How does all this fit into our clinical practice?

Going back to behavioral treatments, the real emphasis that we've seen in the past couple of years is trying to develop forms of cognitive behavioral therapies that are shorter and more focused, that use other modes of administration including group treatment setting, brief treatment durations of 2 or 4 sessions. There have been studies of Web-based, telephone-based interventions, all of which may help to disseminate these treatments to the populations that need them. Of course getting the word out, disseminating these treatments into the population is really the key, and in the future, we need to be creative about how we can get these efficacious treatments into the hands and homes of people who need them.

With regard to pharmacologic agents, I think that the prevalence data on insomnia has kind of hit home with many groups, including industry, and there's a large potential market here. The fact is we are seeing new drugs being developed, we're going to see more, and the exciting thing about that is that it gives us a lot more therapeutic options for our patients, which I think is a really good thing.

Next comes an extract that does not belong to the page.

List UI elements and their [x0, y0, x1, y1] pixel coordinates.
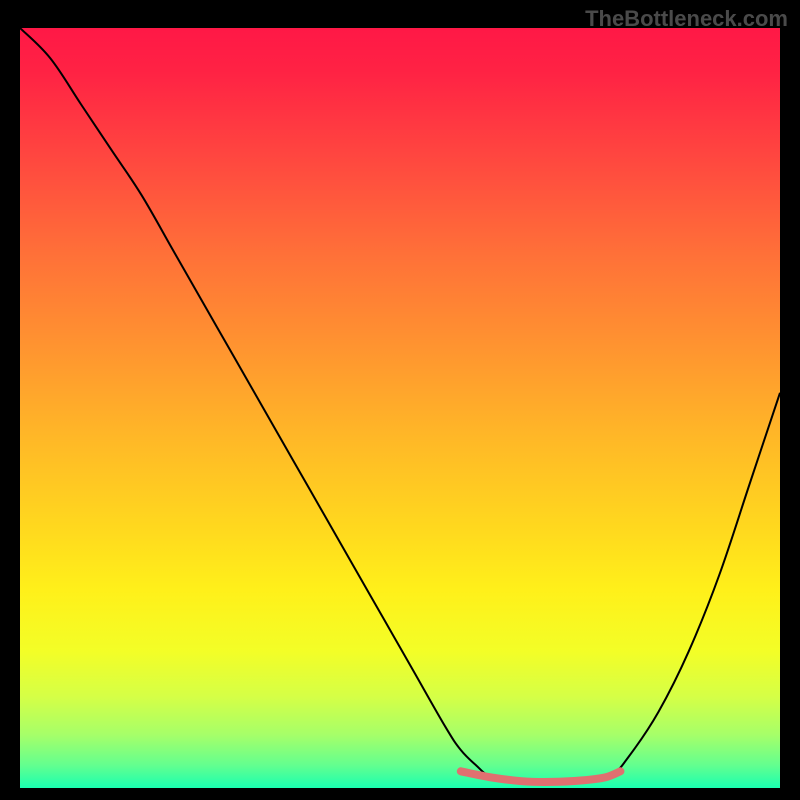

With regard to benzodiazepine-receptor agonists, we're seeing fine-tuned pharmacokinetic profiles, modified-release preparations that give us better coverage during the night, more flexibility. We've been seeing studies with longer durations of administration, which I think is useful — not that every patient should have long-term administration of a hypnotic drug. But for some people with chronic insomnia, it's appropriate and it's good to know how well or not those kinds of treatment work. New populations; primary insomnia is an interesting model, but it's not terribly realistic in terms of the population, so more and more studies are starting to look at treatment of insomnia and comorbid conditions, and I think that's a very positive development.

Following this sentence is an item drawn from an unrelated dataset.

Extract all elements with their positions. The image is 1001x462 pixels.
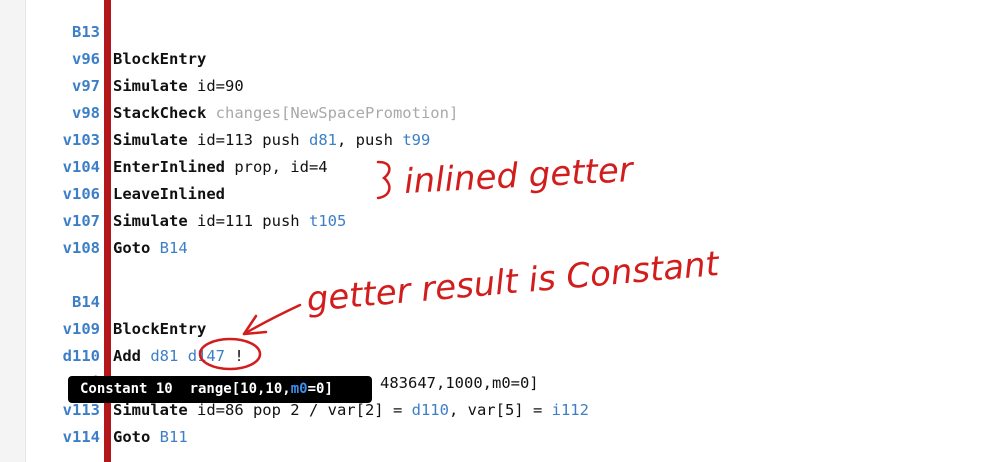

As I've told you, we have a lot of new molecular targets to look at, including the receptors that you probably learned about for the first time. There are all these different mechanisms of action not only hitting GABA and benzodiazepine receptors, but things such as the voltage-sensitive calcium channel, melatonin, 5-HT₂C, etc. Some of the new drugs have different profiles than current hypnotics, so they're not necessarily drugs that affect sleep latency. They're drugs that increase slow-wave sleep in some cases. They're drugs that may affect continuity in the middle of the night, but not necessarily sleep latency, or conversely, they may be drugs that affect only sleep latency. So there are a lot of different profiles and it's going to be incumbent upon us to get to know these drugs so that we can again apply them most effectively to our patient population.

The last thing I'll say is that there are still a lot of unanswered questions. We have these different sleep profiles that I was just mentioning, but we don't really know the consequences of that. Does it matter to our patients, clinically speaking, if we increase their slow-wave sleep? I don't know. It sounds like a good thing, but I don't know if it really matters. How does the efficacy and tolerability of these different agents compare? That'll be an interesting question. I think a very important question is, which patients will respond best to which agents? How can we best match patients to treatment? That's a great question and I think, unfortunately, it's going to be awhile before we have great answers to it. Finally, something that's actually pretty simple but we really don't have is an empirically based treatment algorithm for insomnia. We don't have a step-by-step algorithm that says first do this; if that fails, do this; and if that fails, do this or this. We need to develop that over the next few years.